Mais les peurs des citoyens grecs ne sont clairement que le sommet d’un iceberg planétaire, ce dont les dirigeants du monde entier, et les traders des bourses, sont bien conscients. Le problème du gouvernement grec est très simple. Ses recettes fiscales sont trop faibles et son niveau de dépenses trop élevé pour ses revenus actuels et dans un avenir prévisible. Il doit donc soit augmenter ses impôts (s’il arrive à les collecter) soit réduire les dépenses, soit les deux à la fois, et de façon draconienne. C’est, toutefois, aussi le problème de l’Allemagne, de la France, de la Grande-Bretagne, des Etats-Unis, et la liste est longue. Et les rares pays qui ont l’air d’avoir pour l’instant la tête hors de l’eau sur le plan fiscal (comme le Brésil ou la Chine) ne sont pas exempts d’un risque de contagion. Les Grecs descendent dans la rue pour protester. Mais cela va se propager. Et, avec cette propagation, les marchés financiers mondiaux vont devenir plus volatils encore et les peurs se développeront, elles ne se contracteront pas.

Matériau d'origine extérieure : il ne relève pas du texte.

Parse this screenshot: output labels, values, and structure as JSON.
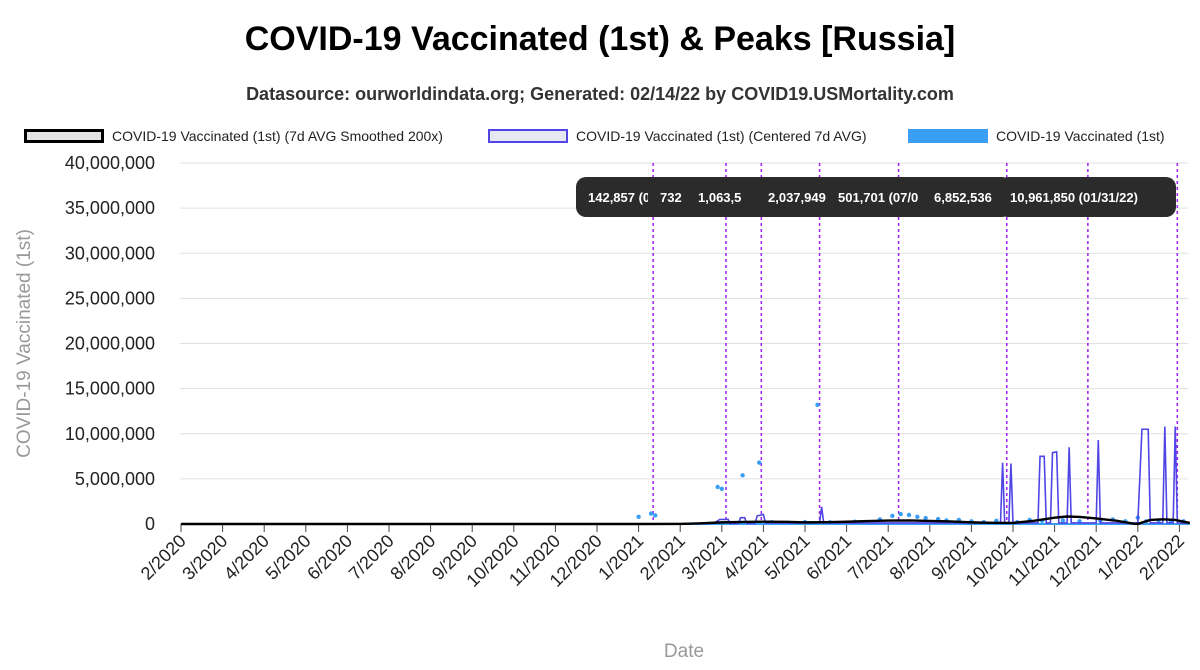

La grande réponse politique a partout été de gagner du temps avec de la monnaie fiduciaire empruntée ou imprimée. L’espoir est que, d’une façon ou d’une autre, pendant le temps emprunté à crédit, un retour de la croissance économique se produise, restaure la confiance et mette fin à la panique réelle et latente. Les politiques s’emparent de tous les petits signes de retour de la croissance et les sur-interprètent. Les applaudissements qui ont accueilli les récentes créations d’emploi aux Etats-Unis en fournissent un bon exemple, alors que ces créations d’emploi ont été inférieures à la croissance de la population sur la même période.
La peur n’est pas irrationnelle. Elle est la conséquence de la crise structurelle du système-monde. Elle ne peut pas être réglée avec les sparadraps que les gouvernements utilisent pour traiter les graves maux auxquels l’on est aujourd’hui confrontés. Quand les fluctuations deviennent trop grandes et trop rapides, personne ne peut planifier rationnellement. Par conséquent, les gens n’agissent plus en acteurs raisonnablement rationnels dans une économie-monde relativement normale. Et c’est ce niveau de peur exacerbée qui constitue la réalité fondamentale de l’époque présente.